Nilai tukar dolar Amerika Serikat (AS) terus bergerak menguat terhadap mata uang rupiah. Berdasarkan data ekonomi terbaru, lonjakan tersebut membawa mata uang Negeri Paman Sam bertengger di kisaran level Rp 17.600-an.
Dikutip dari data Bloomberg pada Senin (18/5/2026), nilai tukar dolar AS terpantau berada pada posisi Rp 17.658 sekitar pukul 09.10 WIB. Angka ini menunjukkan penguatan sebesar 61 poin atau setara dengan 0,35%.
Lonjakan yang dilansir dari Detik Finance tersebut menjadi catatan kelam bagi perekonomian domestik. Pasalnya, penguatan dolar AS kali ini menciptakan rekor kondisi nilai tukar rupiah yang terparah sepanjang masa.
Tren kenaikan mata uang Paman Sam tidak hanya berdampak pada komoditas dalam negeri, melainkan juga terjadi terhadap beberapa mata uang global lainnya.

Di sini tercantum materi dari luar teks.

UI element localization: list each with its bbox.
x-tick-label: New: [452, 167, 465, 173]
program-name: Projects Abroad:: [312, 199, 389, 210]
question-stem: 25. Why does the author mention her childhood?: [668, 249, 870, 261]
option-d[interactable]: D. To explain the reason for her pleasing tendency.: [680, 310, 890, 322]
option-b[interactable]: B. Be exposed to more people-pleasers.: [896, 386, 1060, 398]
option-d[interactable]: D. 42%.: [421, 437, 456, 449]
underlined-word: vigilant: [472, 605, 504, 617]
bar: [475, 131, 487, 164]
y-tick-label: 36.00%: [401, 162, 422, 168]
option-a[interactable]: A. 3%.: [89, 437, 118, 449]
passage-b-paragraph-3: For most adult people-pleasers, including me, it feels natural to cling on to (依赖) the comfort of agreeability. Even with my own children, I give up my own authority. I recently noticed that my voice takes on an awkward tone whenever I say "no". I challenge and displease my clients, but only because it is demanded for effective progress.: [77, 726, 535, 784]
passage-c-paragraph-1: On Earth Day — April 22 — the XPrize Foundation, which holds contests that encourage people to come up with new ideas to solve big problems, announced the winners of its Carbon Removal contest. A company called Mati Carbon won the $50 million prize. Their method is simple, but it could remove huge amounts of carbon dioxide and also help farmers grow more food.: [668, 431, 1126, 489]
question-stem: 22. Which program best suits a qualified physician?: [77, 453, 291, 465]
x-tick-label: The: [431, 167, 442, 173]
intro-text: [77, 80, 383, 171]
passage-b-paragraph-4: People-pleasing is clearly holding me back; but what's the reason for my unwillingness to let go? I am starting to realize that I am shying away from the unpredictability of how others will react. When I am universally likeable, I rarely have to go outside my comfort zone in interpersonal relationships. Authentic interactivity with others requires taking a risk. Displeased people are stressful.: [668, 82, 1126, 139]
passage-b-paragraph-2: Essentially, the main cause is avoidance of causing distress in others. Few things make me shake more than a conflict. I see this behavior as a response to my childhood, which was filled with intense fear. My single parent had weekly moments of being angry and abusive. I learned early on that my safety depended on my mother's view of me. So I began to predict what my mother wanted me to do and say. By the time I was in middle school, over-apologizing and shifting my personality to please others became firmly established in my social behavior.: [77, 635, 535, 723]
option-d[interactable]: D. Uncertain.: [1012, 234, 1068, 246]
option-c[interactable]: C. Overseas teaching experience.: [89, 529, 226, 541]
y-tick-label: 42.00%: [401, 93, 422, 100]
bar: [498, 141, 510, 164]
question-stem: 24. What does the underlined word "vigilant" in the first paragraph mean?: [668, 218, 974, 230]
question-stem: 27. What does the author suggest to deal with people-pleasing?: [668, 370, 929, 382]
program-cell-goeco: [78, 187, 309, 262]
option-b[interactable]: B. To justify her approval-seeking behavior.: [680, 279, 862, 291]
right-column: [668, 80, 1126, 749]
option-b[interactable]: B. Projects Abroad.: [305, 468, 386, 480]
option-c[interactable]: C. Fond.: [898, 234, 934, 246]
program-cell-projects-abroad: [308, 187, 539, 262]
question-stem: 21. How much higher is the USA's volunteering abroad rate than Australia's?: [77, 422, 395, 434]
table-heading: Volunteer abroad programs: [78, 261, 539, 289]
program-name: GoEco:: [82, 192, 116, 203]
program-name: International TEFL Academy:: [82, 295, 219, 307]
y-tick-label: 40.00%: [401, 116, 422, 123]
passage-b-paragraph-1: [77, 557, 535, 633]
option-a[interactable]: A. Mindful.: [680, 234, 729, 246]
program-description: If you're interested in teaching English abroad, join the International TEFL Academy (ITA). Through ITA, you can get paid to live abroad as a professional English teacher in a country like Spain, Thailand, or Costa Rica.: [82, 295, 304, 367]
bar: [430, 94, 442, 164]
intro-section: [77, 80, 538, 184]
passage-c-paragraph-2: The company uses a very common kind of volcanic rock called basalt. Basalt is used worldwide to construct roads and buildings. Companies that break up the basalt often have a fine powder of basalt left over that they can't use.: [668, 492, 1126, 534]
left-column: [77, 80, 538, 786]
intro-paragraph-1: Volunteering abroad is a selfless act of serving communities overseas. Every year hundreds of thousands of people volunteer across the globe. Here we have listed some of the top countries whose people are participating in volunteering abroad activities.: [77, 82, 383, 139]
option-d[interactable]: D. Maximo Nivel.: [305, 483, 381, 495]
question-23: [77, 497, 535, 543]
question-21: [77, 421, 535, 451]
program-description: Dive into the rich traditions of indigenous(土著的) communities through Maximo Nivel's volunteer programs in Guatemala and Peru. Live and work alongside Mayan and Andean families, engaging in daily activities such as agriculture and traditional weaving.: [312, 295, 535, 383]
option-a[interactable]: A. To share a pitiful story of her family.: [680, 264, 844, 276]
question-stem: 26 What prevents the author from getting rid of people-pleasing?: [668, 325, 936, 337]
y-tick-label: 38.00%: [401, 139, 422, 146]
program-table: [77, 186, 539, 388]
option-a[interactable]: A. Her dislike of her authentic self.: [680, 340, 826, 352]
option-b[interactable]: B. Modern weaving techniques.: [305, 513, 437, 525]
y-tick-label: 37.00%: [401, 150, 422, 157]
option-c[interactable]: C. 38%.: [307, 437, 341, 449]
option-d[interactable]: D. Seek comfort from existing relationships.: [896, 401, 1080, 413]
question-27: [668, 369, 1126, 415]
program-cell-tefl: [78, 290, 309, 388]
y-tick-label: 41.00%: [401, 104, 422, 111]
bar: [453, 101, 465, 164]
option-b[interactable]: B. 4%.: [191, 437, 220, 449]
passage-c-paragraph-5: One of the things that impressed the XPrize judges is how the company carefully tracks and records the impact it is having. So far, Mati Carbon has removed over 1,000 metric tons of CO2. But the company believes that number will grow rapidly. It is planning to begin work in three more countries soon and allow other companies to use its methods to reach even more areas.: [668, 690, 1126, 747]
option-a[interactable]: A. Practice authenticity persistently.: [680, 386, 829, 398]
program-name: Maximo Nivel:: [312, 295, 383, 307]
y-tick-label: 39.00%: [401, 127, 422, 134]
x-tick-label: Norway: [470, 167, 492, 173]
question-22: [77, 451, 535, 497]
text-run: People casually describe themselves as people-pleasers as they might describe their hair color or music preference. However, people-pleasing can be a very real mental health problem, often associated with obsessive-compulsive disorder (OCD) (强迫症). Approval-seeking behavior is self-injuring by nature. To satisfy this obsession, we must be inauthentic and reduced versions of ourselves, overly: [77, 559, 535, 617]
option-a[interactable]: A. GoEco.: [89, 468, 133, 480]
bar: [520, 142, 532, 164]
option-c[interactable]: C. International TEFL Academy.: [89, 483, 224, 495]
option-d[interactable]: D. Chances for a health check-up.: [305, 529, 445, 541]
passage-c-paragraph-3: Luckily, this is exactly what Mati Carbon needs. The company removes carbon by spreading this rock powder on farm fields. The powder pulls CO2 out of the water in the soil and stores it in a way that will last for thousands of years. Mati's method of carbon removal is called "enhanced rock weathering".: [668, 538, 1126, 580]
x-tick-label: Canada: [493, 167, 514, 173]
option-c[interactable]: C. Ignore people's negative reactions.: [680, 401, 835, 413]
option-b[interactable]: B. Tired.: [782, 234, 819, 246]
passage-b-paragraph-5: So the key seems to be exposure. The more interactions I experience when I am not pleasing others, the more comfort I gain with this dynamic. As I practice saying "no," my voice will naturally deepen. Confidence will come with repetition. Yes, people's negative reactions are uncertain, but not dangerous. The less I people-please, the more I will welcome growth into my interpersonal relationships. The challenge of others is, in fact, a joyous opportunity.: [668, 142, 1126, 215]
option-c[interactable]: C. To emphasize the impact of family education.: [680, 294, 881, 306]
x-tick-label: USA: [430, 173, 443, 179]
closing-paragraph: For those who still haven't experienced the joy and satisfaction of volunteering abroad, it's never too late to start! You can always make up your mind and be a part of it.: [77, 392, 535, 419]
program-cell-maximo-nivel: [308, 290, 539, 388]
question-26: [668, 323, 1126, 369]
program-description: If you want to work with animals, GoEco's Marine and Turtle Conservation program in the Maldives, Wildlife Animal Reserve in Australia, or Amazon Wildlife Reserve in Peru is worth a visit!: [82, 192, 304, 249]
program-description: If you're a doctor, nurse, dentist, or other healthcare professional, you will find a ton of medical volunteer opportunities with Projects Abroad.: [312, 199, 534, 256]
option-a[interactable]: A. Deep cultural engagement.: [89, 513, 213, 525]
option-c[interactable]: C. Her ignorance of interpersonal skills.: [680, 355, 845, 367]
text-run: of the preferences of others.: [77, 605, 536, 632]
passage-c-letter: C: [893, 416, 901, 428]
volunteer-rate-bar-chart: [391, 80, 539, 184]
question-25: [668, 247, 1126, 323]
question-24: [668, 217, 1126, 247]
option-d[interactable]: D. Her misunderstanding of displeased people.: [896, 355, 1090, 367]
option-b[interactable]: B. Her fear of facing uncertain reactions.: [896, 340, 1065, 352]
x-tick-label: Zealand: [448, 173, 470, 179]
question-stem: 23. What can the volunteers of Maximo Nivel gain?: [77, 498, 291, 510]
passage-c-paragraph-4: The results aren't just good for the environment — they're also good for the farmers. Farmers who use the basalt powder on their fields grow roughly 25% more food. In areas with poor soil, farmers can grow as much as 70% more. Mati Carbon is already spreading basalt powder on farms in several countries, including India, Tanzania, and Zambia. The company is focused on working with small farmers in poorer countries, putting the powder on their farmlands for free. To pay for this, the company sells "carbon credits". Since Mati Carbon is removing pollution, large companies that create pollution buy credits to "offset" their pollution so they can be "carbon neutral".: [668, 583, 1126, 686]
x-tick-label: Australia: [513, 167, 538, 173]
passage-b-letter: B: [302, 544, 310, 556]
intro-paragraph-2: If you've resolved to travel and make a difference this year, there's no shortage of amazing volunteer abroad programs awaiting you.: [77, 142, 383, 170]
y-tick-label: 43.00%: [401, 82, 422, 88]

Dolar AS terpantau mendominasi atas won Korea, yen Jepang, dolar Kanada, dan franc Swiss.
Jika dirinci secara global, mata uang AS tersebut mencatatkan penguatan sebesar 0,57% terhadap won Korea. Pergerakan positif juga terjadi atas yen Jepang dengan kenaikan tipis sebesar 0,03%.
Selain itu, dolar AS menguat 0,08% terhadap dolar Kanada serta naik 0,06% terhadap franc Swiss. Di sisi lain, mata uang tersebut hanya mengalami pelemahan tipis sebesar 0,01% terhadap dolar Hong Kong.